The series is curated by WNYC’s John Schaefer, whose influential New Sounds program was called “the #1 radio show for the Global Village” by Billboard Magazine. Schaefer has partnered with Arts World Financial Center for more than 10 years in finding novel ways to bring modern music to the Winter Garden.
“The Winter Garden is the perfect space to experience Silent Films/Live Music,” said Debra Simon, Artistic Director of Arts World Financial Center. “Seeing these films on our big screen accompanied by Alloy Orchestra’s inventive scores will give an entirely fresh perspective to the silent celluloid.”
Arts World Financial Center is the East Coast’s largest presenter of free, year-round performing and visual arts. Other winter 2011 season highlights include the Hector Del Curto Tango Orchestra recreating the romantic tradition of orquesta tipica on Valentine’s Day with lessons and a performance from some of the world’s leading tango musicians and dancers (February 14); New York Opera Society’s tribute to Paul Robeson (February 16); and New York Classical Theatre’s three-week production of The Rover, a 17th Century Restoration comedy that will take audiences on a rousing journey throughout the World Financial Center’s 3.5-acre complex (March 2-20).
The complete schedule for Silent Films/Live Music is as follows:
One Week (1920) starring Buster Keaton
Back Stage (1919) starring Roscoe “Fatty” Arbuckle
Easy Street (1917) starring Charlie Chaplin
This trio of short films features some of Hollywood’s greatest comedians. Keaton plays a newlywed trying to build a home, Arbuckle stars as a bumbling stagehand turned actor, and Chaplin is a police officer on a mission. Each of these shorts is a testament to their comedic genius and introduced audiences to some of the actors’ best sidesplitting stunts.

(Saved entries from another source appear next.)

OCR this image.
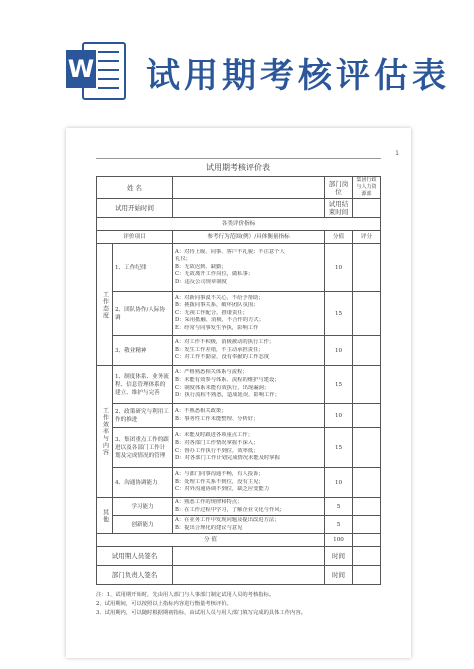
W 试用期考核评估表
1
试用期考核评价表
姓 名			部门岗位	集团行政与人力资源部
试用开始时间			试用结束时间	
各类评价指标				
评价项目		参考行为范围(例）/具体衡量指标	分值	评分
工作态度	1、工作纪律	A：对待上级、同事、客户不礼貌；不注意个人
礼仪；
B：无故迟到、缺勤；
C：无故离开工作岗位，做私事；
D：违反公司规章制度	10	
	2、团队协作/人际协调	A：对新同事漠不关心，不给予帮助；
B：挑拨同事关系，破坏团队氛围；
C：无视工作配合，推诿责任；
D：采用抵触、消极、不合作的方式；
E：经常与同事发生争执，影响工作	15	
	3、敬业精神	A：对工作不积极，消极被动的执行工作；
B：发生工作差错，不主动承担责任；
C：对工作不勤奋，没有奉献的工作态度	10	
工作效率与内容	1、制度体系、业务流程、信息管理体系的建立、维护与完善	A：严格熟悉相关体系与流程；
B：未能有效参与体系、流程的维护与建设；
C：制度体系未能有效执行，出现漏洞；
D：执行流程不熟悉，造成延误，影响工作；	15	
	2、政策研究与利用工作的推进	A：不熟悉相关政策；
B：事务性工作未能整理、分析好；	10	
	3、集团重点工作的跟进以及各部门工作计划及完成情况的管理	A：未能及时跟进各项重点工作；
B：对各部门工作情况掌握不深入；
C：督办工作执行不到位，效率低；
D：对各部门工作计划完成情况未能及时掌握	15	
	4、沟通协调能力	A：与部门同事沟通不畅，有人投诉；
B：处理工作关系不到位，没有主见；
C：对外沟通协调不到位，缺乏应变能力	10	
其他	学习能力	A：熟悉工作的规律和特点；
B：在工作过程中学习，了解企业文化与作风；	5	
	创新能力	A：在业务工作中发现问题及提出改进方法；
B：提出合理化的建议与意见	5	
分 值			100	
试用期人员签名			时间	
部门负责人签名			时间	
注：1、试用期开始时，先由用人部门与人事部门制定试用人员的考核指标。
2、试用期间，可以按照以上指标内容进行衡量考核评价。
3、试用期内，可以随时根据期初指标，由试用人员与用人部门填写完成的具体工作内容。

Starring comedian Harold Lloyd as the eponymous hero, this film recounts Speedy’s attempts to save the last horse-drawn trolley bus from greedy railway magnates. Shot on location in New York City and featuring several landmarks including Yankee Stadium, Luna Park, Columbus Circle, and the Brooklyn Bridge, this was Lloyd’s last silent film and one of the works nominated for the short-lived Academy Award for Best Director of a Comedy.
The Black Pirate (1926)
In this classic tale of revenge, Douglas Fairbanks, “The King of Hollywood,” is bound by honor to avenge the death of his father at the hands of a pirate gang. Disguising himself as a sea-faring adventurer, Fairbanks is able to infiltrate the murderous band, kill their captain, and escape to safety. Filmed in 1926, The Black Pirate was shot entirely in two-strip Technicolor and stars Donald Crisp, Sam De Grasse, and Billie Dove.